Admitting my failure

I’ve been reviewing the copy edits to UNEXPECTEDLY, MILO this week, and as I reach the halfway point in the manuscript, allow me to share some of my more frequent mistakes have been brought to light thanks to this process. The list so far includes:

1. A failure to realize that there are two different spellings for the words vice and vise, depending on the meaning. I always thought that vice was the only correct spelling for both definitions. I didn’t even know that vise existed as a possibility.

2. A chronic overuse of the word upon. I have so far encountered nearly two dozen instances in which I used the word upon when the word on was sufficient and grammatically correct.

3. An under-utilization of hyphens to an extraordinary degree. My copy editor has inserted dozens, and perhaps hundreds, of hyphens into my manuscript where there were originally none.

None I tell you!  Not one!  I conducted a search for them in the original manuscript and found not a single, solitary hyphen.  Not even a dash.  Lots of commas and ellipsis, but not a hyphen to be found.

4. Thanks to The Grateful Dead and their only chart topping hit, “Touch of Grey,” I am never able to remember the American spelling of the word gray/grey. Even after correcting the error this evening, I still cannot remember at this moment which is correct.

5. A persistent confusion of the words All right and alright, with a strong and apparently mistaken leaning toward alright. Is alright even a word?

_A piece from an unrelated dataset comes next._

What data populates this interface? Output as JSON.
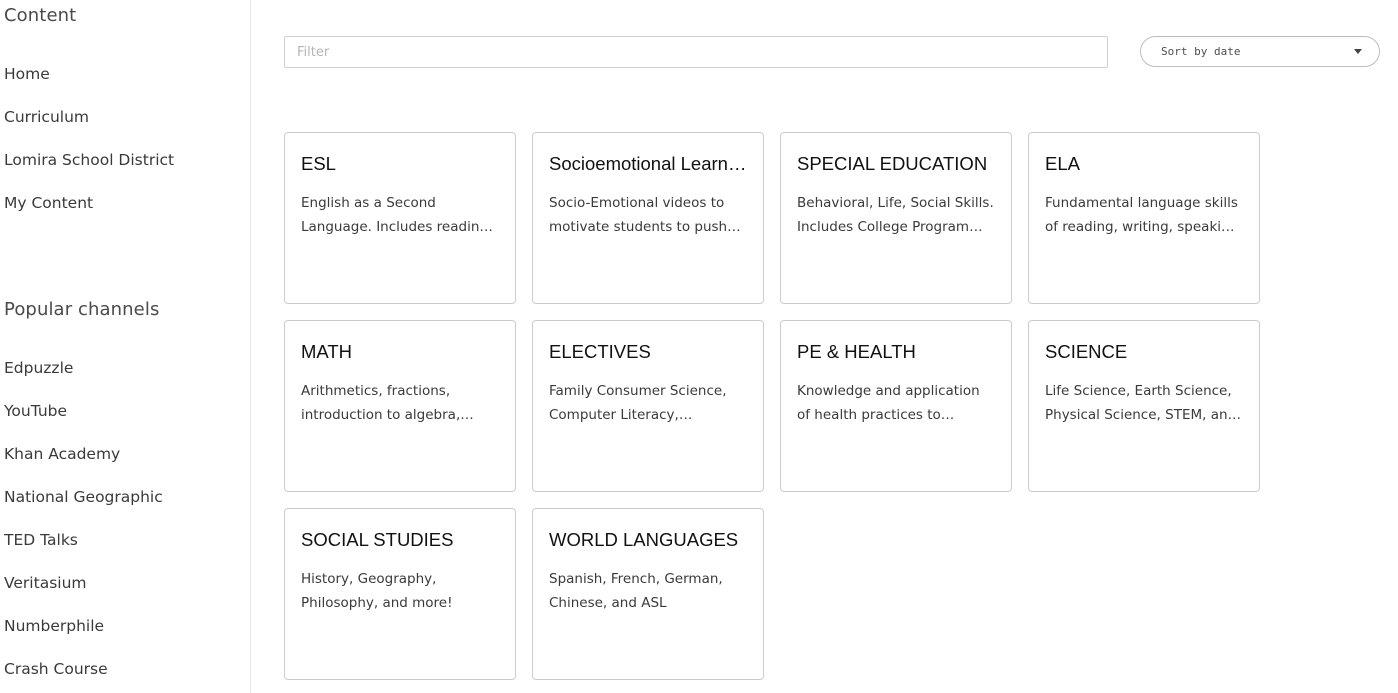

6. An ongoing, nearly lifelong use of the British spelling of theatre, a mistake I have been making since high school. I have no idea why.

My copy editor, whose name I am currently seeking, was also kind enough to point out that a Jeep Cherokee does not have a convertible top, so the top-down Jeep in my book needs to be a Jeep Wrangler instead.

This is why my copy editor will be getting a mention in the acknowledgements of the book.

He or she (I’m guessing a woman based upon the occasional comment in the margin) is damn good.